In northern Uganda, children have been the most affected population by the two-decade
armed conflict. Over 30,000 children were abducted and taken as child soldiers; their families
have been murdered, they were unable to attend school, or gain access to basic needs. It has
been more than seven years since the guns fell silent and “…the first phase of the infamous Post-
Conflict Recovery Program…” started, yet the plight of these children is still apparent. For this
region, the “…exodus of street children started in 2006 when night commuters’ centers were
closed in northern Uganda and with the return and resettlement of the displaced population.
Push factor are defined as those conditions that force or keep a person or group of people in a
certain location. In the case of street children, a push factor is that which that keeps the child
living on the streets and makes them reluctant to go back home. They include the following:
These children earn money by selling scrap metal, water bottles and recyclable plastics. They
also earn by doing small construction jobs or working as porters at construction sites around
town. The girls sell their bodies in return for a bit of money for survival (sex workers).
Okumu Charles, the former Project Officer of Action for Street Kids in Gulu, states:
“…the reasons why they are still on the street are because they sell petty things and get
Money. They steal for survival, others are involved in begging – some have lots of money which
they squander in town, not thinking about their poor parents back home.”
The street children steal and sell the stolen items in order to make money for food, alcohol, and
Drugs. They enjoy making money, even though it’s a very small amount, because they would not
Be able to do this at home. They enjoy spending this money on “good” food such as biscuits and
Juice that they would not otherwise have at home.
The Streets are better than Life at Home:
Sometimes life on the streets is better than life at home. “According to them, living on the streets
is much better than home because they get sympathy from churches, organizations like [CPF],
and they are able to have small jobs and they eat better food). Organizations or the police force
might attempt to take these children home, yet some return to the streets because there isn’t
anyone at home to care for them. The street seems like a better place or street life is all they
know so they come back again and again.
Don’t Know Where Home is:
Another factor which makes street children reluctant to go back home is that they do not know
where their home is due to displacement during the war or abandonment from their families. This
forces them to go on the streets because they ultimately have nowhere to go home to. Ogenrwot
Boniface, a street boy around 10 years old, voiced that he doesn’t know where his home is. He
goes on to say: “My mother died and my father is in another district but I don’t know where.
He’s a boda rider” [motorcycle taxi] this is so heartbreaking.
Forced by Home Circumstance:
The majority of street children are not on the streets because they want to be, they are simply
forced by circumstances and overwhelmed by the burden of being on the streets. If they are
rehabilitated their attitudes will change and they will become independent.

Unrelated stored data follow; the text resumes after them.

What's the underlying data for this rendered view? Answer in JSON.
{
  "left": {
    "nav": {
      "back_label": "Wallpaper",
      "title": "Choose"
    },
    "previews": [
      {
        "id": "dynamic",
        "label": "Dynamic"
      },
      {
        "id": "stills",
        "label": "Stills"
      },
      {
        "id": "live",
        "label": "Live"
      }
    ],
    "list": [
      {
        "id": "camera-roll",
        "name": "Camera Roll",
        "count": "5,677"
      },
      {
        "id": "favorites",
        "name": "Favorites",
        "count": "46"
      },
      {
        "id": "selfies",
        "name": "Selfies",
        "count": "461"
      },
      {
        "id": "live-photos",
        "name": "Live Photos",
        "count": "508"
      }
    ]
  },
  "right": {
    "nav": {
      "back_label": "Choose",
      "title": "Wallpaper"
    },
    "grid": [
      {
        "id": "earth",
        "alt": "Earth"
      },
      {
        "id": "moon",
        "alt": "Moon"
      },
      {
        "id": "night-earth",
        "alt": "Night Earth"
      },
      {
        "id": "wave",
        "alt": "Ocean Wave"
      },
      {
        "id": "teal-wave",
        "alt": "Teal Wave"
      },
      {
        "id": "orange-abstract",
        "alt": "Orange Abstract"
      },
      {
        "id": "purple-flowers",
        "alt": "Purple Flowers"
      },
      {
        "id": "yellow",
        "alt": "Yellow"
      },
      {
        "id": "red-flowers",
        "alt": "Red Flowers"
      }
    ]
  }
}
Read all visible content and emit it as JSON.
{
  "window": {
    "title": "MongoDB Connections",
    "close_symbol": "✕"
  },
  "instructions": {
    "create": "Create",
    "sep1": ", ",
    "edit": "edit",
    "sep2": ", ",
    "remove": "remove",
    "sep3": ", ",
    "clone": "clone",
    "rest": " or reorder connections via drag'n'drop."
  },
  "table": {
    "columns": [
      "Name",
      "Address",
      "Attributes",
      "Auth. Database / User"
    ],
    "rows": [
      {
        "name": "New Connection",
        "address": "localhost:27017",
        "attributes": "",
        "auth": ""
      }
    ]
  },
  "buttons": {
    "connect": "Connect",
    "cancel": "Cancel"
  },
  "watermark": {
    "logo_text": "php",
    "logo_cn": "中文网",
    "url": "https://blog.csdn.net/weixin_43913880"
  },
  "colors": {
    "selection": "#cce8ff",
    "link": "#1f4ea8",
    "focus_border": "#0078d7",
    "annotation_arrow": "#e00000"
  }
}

These children are not lazy, they just lack guidance. They don’t have anyone to show them the way. Broken families,
the broken culture, the HIV/AIDS epidemic, poverty, amongst countless other reasons
have forced these children onto the streets.
My conclusion is that these children are not living, they are simply surviving. Suffering from
assault, hunger, disease, drug and alcohol abuse, emotional and physical abuse, exploitation,
discrimination, and lack of love, street children remain one of the most vulnerable groups of
children in the world. Let’s join hands and turn the tables so that these children can live to enjoy
their rights because they are special.